25.ドラゴン、都庁に降り立つ
「それで、あなたのことは何ちゃんって呼べばいいのかしら?」
ぼんやりとマリアさんの笑顔に見とれていた私。だけどマリアさんは逆に覗き込むように私の顔を見ながらそう訊ねてきた。そういえば私は全く名乗っていない。
「あ、申し遅れてすみません……。私は御陵彬です」
「彬ちゃんね。オーケイ、覚えたわよ。学生さんかしら?」
「いえ……その……。一応、社会人……です」
なんとなく出版業界の人でもないマリアさんに向かって正直に自分の職業を明かすのは気恥ずかしくて、曖昧にしてしまう。売れてもいないのに、胸を張って「小説家です」と言うのは憚られたのだ。
だけど、その私のさもしい心算は鞍馬さんによってあっさりと狂わされてしまう。
「今度、髑髏小路が主催するホラーアンソロジーに寄稿する予定の小説家先生だよ」
秒速でバラされて、私は恐縮して首を竦めてしまう。頬がほんのりと熱くなった。
私がマリアさんを上目遣いでちらりと見上げて表情を伺うと、マリアさんは少し驚いたような顔はしていたが、すぐににっこりと微笑んでくれた。
「まあまあ、こんなに若いのに凄いのねぇ!」
「い、いえ、そんな……」
華やかな笑顔で大手を振って褒めてくれるマリアさんに、私はますます恐縮して俯いてしまう。こんなに手放しで褒めて貰うのは、慣れていなくてちょっと怖い。
そんな私を見て、マリアさんは小さく苦笑して肩に優しく触れてくれた。
「まあ、ここで立ち話もなんだし、サロンへ行きましょうか。つもる話は、お茶を飲みながら、ね?」
マリアさんに促されて、私と鞍馬さんはお屋敷の三階に位置する部屋に通された。サロン、というからにはお客さんをもてなすための客間なのだろうか。壁際の暖炉の中では赤々とした炎が揺らめき、南向きの大きな窓からさんさんと日の光が降りそそぐその部屋は、外がまだ寒いことを考えると信じられないくらい暖かくて明るい。
とても素晴らしい環境だった。お屋敷に入っても未だに背中についてまわる視線さえなければ、だが。
「さ、座っていてね。今、暖かいお茶を淹れるわ」
彼が指し示したのは窓際に置かれたティーテーブルとお揃いのチェアだった。鞍馬さんが当然のように、私が少し遠慮がちにチェアに腰掛けるのを見届けると、マリアさんは部屋の奥にあるミニキッチンでお茶を淹れる準備をしだした。
その間、私はキョロキョロと辺りを見回す。
この部屋の調度品は殆どがアンティークのようだ。古いけれど良い物で、大事に手入れしながら使っているのが一目で解る。多分値段なんか簡単にはつかないのだろう。私が今座っているこのチェアもそうなのだろうと思うとなんとなくムズムズとお尻が落ち着かない。

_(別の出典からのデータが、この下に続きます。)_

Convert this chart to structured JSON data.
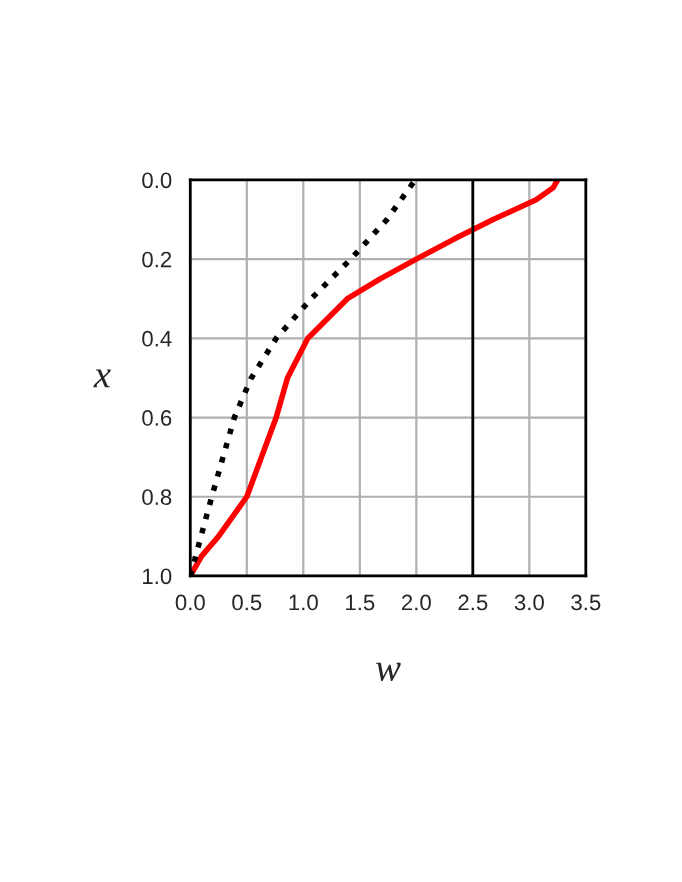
{
  "chart_data": {
    "type": "line",
    "xlabel": "w",
    "ylabel": "x",
    "xlim": [
      0.0,
      3.5
    ],
    "ylim": [
      1.0,
      0.0
    ],
    "xticks": [
      {
        "value": 0,
        "label": "0.0"
      },
      {
        "value": 0.5,
        "label": "0.5"
      },
      {
        "value": 1,
        "label": "1.0"
      },
      {
        "value": 1.5,
        "label": "1.5"
      },
      {
        "value": 2,
        "label": "2.0"
      },
      {
        "value": 2.5,
        "label": "2.5"
      },
      {
        "value": 3,
        "label": "3.0"
      },
      {
        "value": 3.5,
        "label": "3.5"
      }
    ],
    "yticks": [
      {
        "value": 0,
        "label": "0.0"
      },
      {
        "value": 0.2,
        "label": "0.2"
      },
      {
        "value": 0.4,
        "label": "0.4"
      },
      {
        "value": 0.6,
        "label": "0.6"
      },
      {
        "value": 0.8,
        "label": "0.8"
      },
      {
        "value": 1,
        "label": "1.0"
      }
    ],
    "grid": true,
    "legend": false,
    "ref_lines": [
      {
        "axis": "x",
        "value": 2.5,
        "color": "#000000"
      }
    ],
    "series": [
      {
        "color": "#ff0000",
        "line_style": "solid",
        "x": [
          0.0,
          0.1,
          0.25,
          0.5,
          0.63,
          0.76,
          0.86,
          1.04,
          1.39,
          1.68,
          2.0,
          2.33,
          2.68,
          3.06,
          3.21,
          3.25
        ],
        "values": [
          1.0,
          0.95,
          0.9,
          0.8,
          0.7,
          0.6,
          0.5,
          0.4,
          0.3,
          0.25,
          0.2,
          0.15,
          0.1,
          0.05,
          0.02,
          0.0
        ]
      },
      {
        "color": "#000000",
        "line_style": "dotted",
        "x": [
          0.0,
          0.19,
          0.39,
          0.54,
          0.76,
          1.07,
          1.42,
          1.74,
          1.99
        ],
        "values": [
          1.0,
          0.8,
          0.6,
          0.5,
          0.4,
          0.3,
          0.2,
          0.1,
          0.0
        ]
      }
    ]
  }
}
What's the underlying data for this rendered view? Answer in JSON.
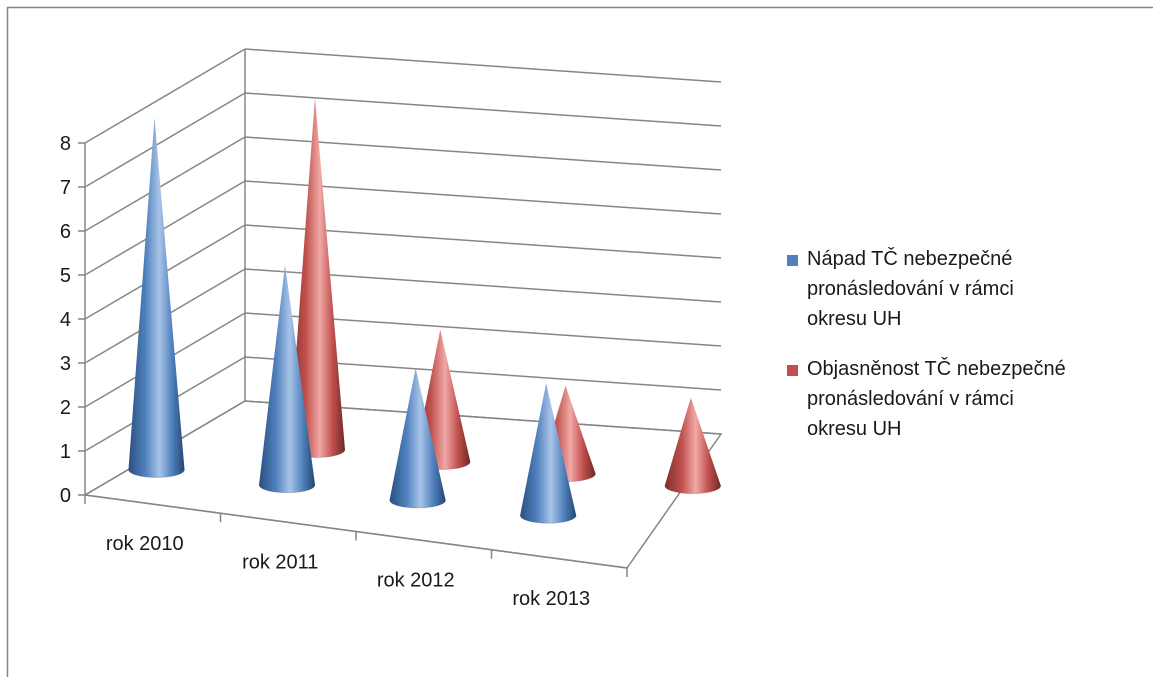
{
  "chart_data": {
    "type": "bar",
    "subtype": "3d-cone",
    "title": "",
    "xlabel": "",
    "ylabel": "",
    "ylim": [
      0,
      8
    ],
    "yticks": [
      0,
      1,
      2,
      3,
      4,
      5,
      6,
      7,
      8
    ],
    "grid": true,
    "legend_position": "right",
    "categories": [
      "rok 2010",
      "rok 2011",
      "rok 2012",
      "rok 2013"
    ],
    "series": [
      {
        "name": "Nápad TČ nebezpečné pronásledování v rámci okresu UH",
        "values": [
          8,
          5,
          3,
          3
        ],
        "color": "#4F81BD"
      },
      {
        "name": "Objasněnost TČ nebezpečné pronásledování v rámci okresu UH",
        "values": [
          8,
          3,
          2,
          2
        ],
        "color": "#C0504D"
      }
    ]
  }
}
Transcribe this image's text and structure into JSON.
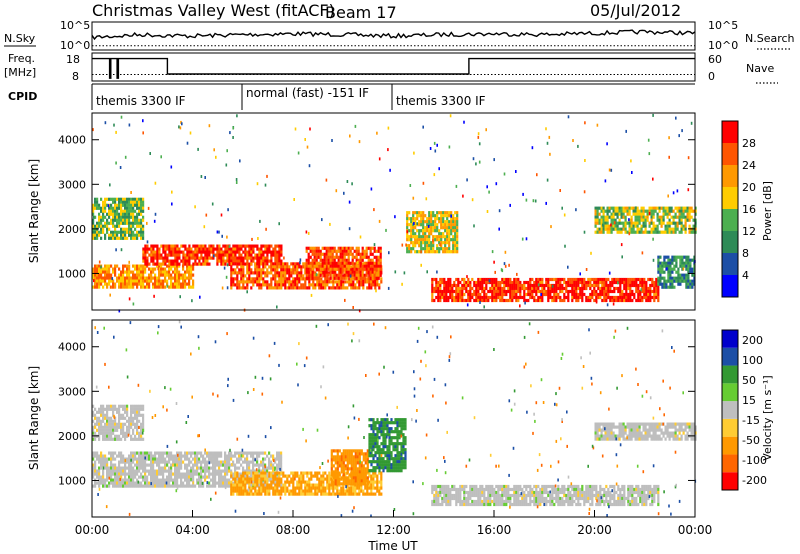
{
  "header": {
    "station": "Christmas Valley West (fitACF)",
    "beam": "Beam 17",
    "date": "05/Jul/2012"
  },
  "labels": {
    "nsky": "N.Sky",
    "nsearch": "N.Search",
    "freq_line1": "Freq.",
    "freq_line2": "[MHz]",
    "nave": "Nave",
    "cpid": "CPID",
    "ylabel": "Slant Range [km]",
    "xlabel": "Time UT",
    "power_label": "Power [dB]",
    "velocity_label": "Velocity [m s⁻¹]"
  },
  "colors": {
    "power_scale": [
      "#0000ff",
      "#1c4fa6",
      "#2e8b57",
      "#4caf50",
      "#ffcc00",
      "#ff9900",
      "#ff5500",
      "#ff0000"
    ],
    "velocity_scale": [
      "#ff0000",
      "#ff6600",
      "#ff9900",
      "#ffcc33",
      "#bfbfbf",
      "#66cc33",
      "#339933",
      "#1c4fa6",
      "#0000cc"
    ],
    "ground_scatter": "#bebebe"
  },
  "chart_data": [
    {
      "panel": "noise",
      "type": "line",
      "x_unit": "hours UT",
      "left_axis": {
        "label": "N.Sky",
        "ticks": [
          "10^5",
          "10^0"
        ]
      },
      "right_axis": {
        "label": "N.Search",
        "ticks": [
          "10^5",
          "10^0"
        ]
      },
      "series": [
        {
          "name": "N.Sky",
          "x": [
            0,
            1,
            2,
            3,
            4,
            6,
            8,
            10,
            12,
            14,
            16,
            18,
            20,
            22,
            24
          ],
          "y_frac": [
            0.55,
            0.5,
            0.45,
            0.48,
            0.5,
            0.45,
            0.42,
            0.45,
            0.5,
            0.45,
            0.42,
            0.45,
            0.4,
            0.35,
            0.4
          ]
        },
        {
          "name": "N.Search",
          "x": [
            0,
            24
          ],
          "y_frac": [
            0.15,
            0.15
          ]
        }
      ]
    },
    {
      "panel": "frequency",
      "type": "line",
      "x_unit": "hours UT",
      "left_axis": {
        "label": "Freq. [MHz]",
        "ticks": [
          "18",
          "8"
        ]
      },
      "right_axis": {
        "label": "Nave",
        "ticks": [
          "60",
          "0"
        ]
      },
      "series": [
        {
          "name": "Freq",
          "x": [
            0,
            0.7,
            0.7,
            0.75,
            0.75,
            1.0,
            1.0,
            1.05,
            1.05,
            3.0,
            3.0,
            15.0,
            15.0,
            24
          ],
          "y": [
            16,
            16,
            9,
            9,
            16,
            16,
            9,
            9,
            16,
            16,
            10.5,
            10.5,
            16,
            16
          ]
        },
        {
          "name": "Nave",
          "x": [
            0,
            24
          ],
          "y": [
            14,
            14
          ]
        }
      ]
    },
    {
      "panel": "cpid",
      "type": "table",
      "segments": [
        {
          "start": 0,
          "end": 6,
          "label": "themis 3300 IF"
        },
        {
          "start": 6,
          "end": 12,
          "label": "normal (fast) -151 IF"
        },
        {
          "start": 12,
          "end": 24,
          "label": "themis 3300 IF"
        }
      ]
    },
    {
      "panel": "power",
      "type": "heatmap",
      "xlabel": "",
      "ylabel": "Slant Range [km]",
      "xlim": [
        0,
        24
      ],
      "ylim": [
        180,
        4600
      ],
      "yticks": [
        1000,
        2000,
        3000,
        4000
      ],
      "colorbar": {
        "label": "Power [dB]",
        "range": [
          0,
          32
        ],
        "ticks": [
          4,
          8,
          12,
          16,
          20,
          24,
          28
        ]
      },
      "blobs": [
        {
          "t0": 0.0,
          "t1": 4.0,
          "r0": 700,
          "r1": 1200,
          "value": 22
        },
        {
          "t0": 2.0,
          "t1": 7.5,
          "r0": 1200,
          "r1": 1650,
          "value": 28
        },
        {
          "t0": 5.5,
          "t1": 11.5,
          "r0": 700,
          "r1": 1250,
          "value": 26
        },
        {
          "t0": 8.5,
          "t1": 11.5,
          "r0": 900,
          "r1": 1600,
          "value": 27
        },
        {
          "t0": 13.5,
          "t1": 22.5,
          "r0": 400,
          "r1": 900,
          "value": 29
        },
        {
          "t0": 0.0,
          "t1": 2.0,
          "r0": 1800,
          "r1": 2700,
          "value": 14
        },
        {
          "t0": 20.0,
          "t1": 24.0,
          "r0": 1900,
          "r1": 2500,
          "value": 16
        },
        {
          "t0": 12.5,
          "t1": 14.5,
          "r0": 1500,
          "r1": 2400,
          "value": 18
        },
        {
          "t0": 22.5,
          "t1": 24.0,
          "r0": 700,
          "r1": 1400,
          "value": 10
        }
      ]
    },
    {
      "panel": "velocity",
      "type": "heatmap",
      "xlabel": "Time UT",
      "ylabel": "Slant Range [km]",
      "xlim": [
        0,
        24
      ],
      "ylim": [
        180,
        4600
      ],
      "xticks": [
        "00:00",
        "04:00",
        "08:00",
        "12:00",
        "16:00",
        "20:00",
        "00:00"
      ],
      "yticks": [
        1000,
        2000,
        3000,
        4000
      ],
      "colorbar": {
        "label": "Velocity [m s⁻¹]",
        "ticks": [
          200,
          100,
          50,
          15,
          -15,
          -50,
          -100,
          -200
        ]
      },
      "blobs": [
        {
          "t0": 0.0,
          "t1": 7.5,
          "r0": 900,
          "r1": 1650,
          "value": 0
        },
        {
          "t0": 5.5,
          "t1": 11.5,
          "r0": 700,
          "r1": 1200,
          "value": -60
        },
        {
          "t0": 9.5,
          "t1": 11.0,
          "r0": 900,
          "r1": 1700,
          "value": -80
        },
        {
          "t0": 11.0,
          "t1": 12.5,
          "r0": 1200,
          "r1": 2400,
          "value": 80
        },
        {
          "t0": 13.5,
          "t1": 22.5,
          "r0": 450,
          "r1": 900,
          "value": 0
        },
        {
          "t0": 0.0,
          "t1": 2.0,
          "r0": 1900,
          "r1": 2700,
          "value": 0
        },
        {
          "t0": 20.0,
          "t1": 24.0,
          "r0": 1900,
          "r1": 2300,
          "value": 0
        }
      ]
    }
  ]
}
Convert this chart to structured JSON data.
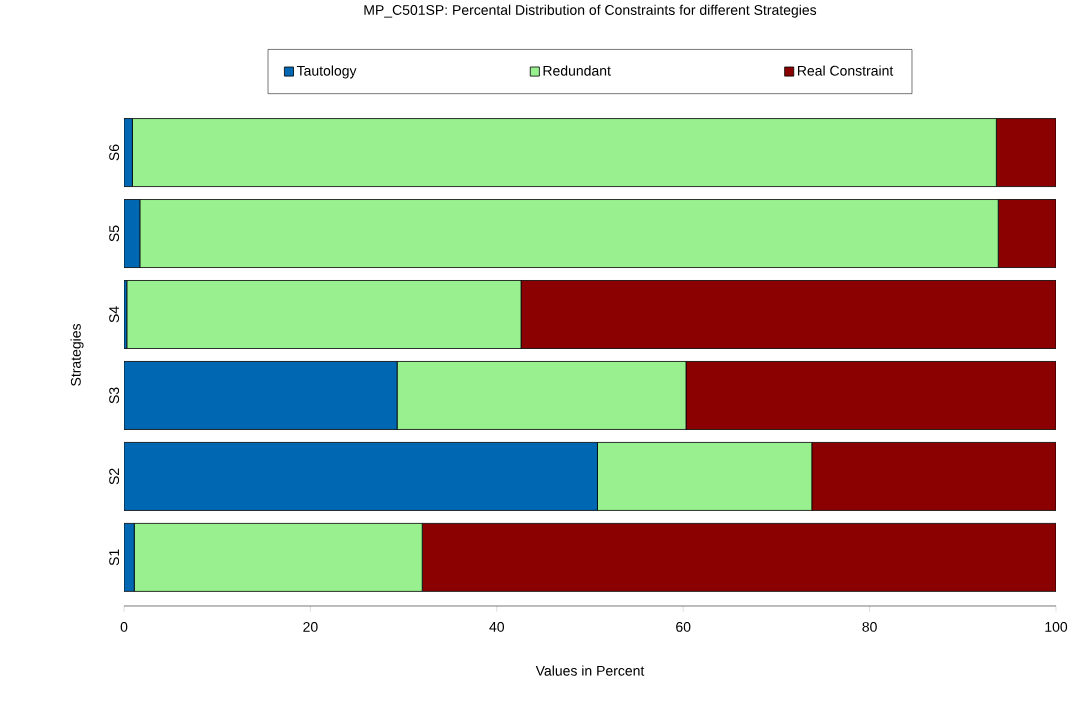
{
  "chart_data": {
    "type": "bar",
    "orientation": "horizontal",
    "stacked": true,
    "title": "MP_C501SP: Percental Distribution of Constraints for different Strategies",
    "xlabel": "Values in Percent",
    "ylabel": "Strategies",
    "categories": [
      "S6",
      "S5",
      "S4",
      "S3",
      "S2",
      "S1"
    ],
    "series": [
      {
        "name": "Tautology",
        "color": "#0068b2",
        "values": [
          0.9,
          1.7,
          0.3,
          29.3,
          50.8,
          1.1
        ]
      },
      {
        "name": "Redundant",
        "color": "#98f08f",
        "values": [
          92.7,
          92.1,
          42.3,
          31.0,
          23.0,
          30.9
        ]
      },
      {
        "name": "Real Constraint",
        "color": "#8b0000",
        "values": [
          6.4,
          6.2,
          57.4,
          39.7,
          26.2,
          68.0
        ]
      }
    ],
    "xlim": [
      0,
      100
    ],
    "xticks": [
      0,
      20,
      40,
      60,
      80,
      100
    ],
    "legend": "top"
  }
}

その感覚を遠ざけるためにも、誰かと他愛ない話でもできれば、と思ったのだけど、私にとってはマリアさんは勿論、鞍馬さんも話し慣れている人とは言えない。だからなんとなく口ごもってしまって、余計に辺りを眺めることで時間を潰そうとしてしまう。
(……あれ?)
よく見ると、この部屋には壁一面にたくさんの絵が掲げられていた。油絵……だろうか。
(全部同じ人の描いた絵……?)
私には絵心も審美眼もありはしない。だけど、ここにある絵の全てが同一人物によって描かれたものなのだろうということだけは何となく解った。そのどれもこれもが同じ、緻密で独特なタッチで描かれていたからだ。
例えば、暖炉のマントルピース上に堂々と掲げられているひときわ目を引く大きな絵。あれは都庁だろうか。特徴的なツインタワーを擁する摩天楼の屋上に巨大な竜が降り立つ姿を描いていた。
その他の作品も全てが現代風の風景と様々な幻想生物が組み合わせて描かれていて、幻想小説を書いている私にはどこか懐かしいような不思議な気持ちにさせられる。
どんな画家が描いたのだろう。私の位置から比較的近くにある絵の端を見れば、そこには走り書きのような画家の銘が書き込まれていた。
(『Seigo.K.』……かな?)
知らない名前だ。私が知らないだけかも知れないけれど。鞍馬さんなら知っているかな。
それにしても、こんなにたくさん同じ人の絵があるっていうことは、マリアさんはこの画家のファンなのかしら。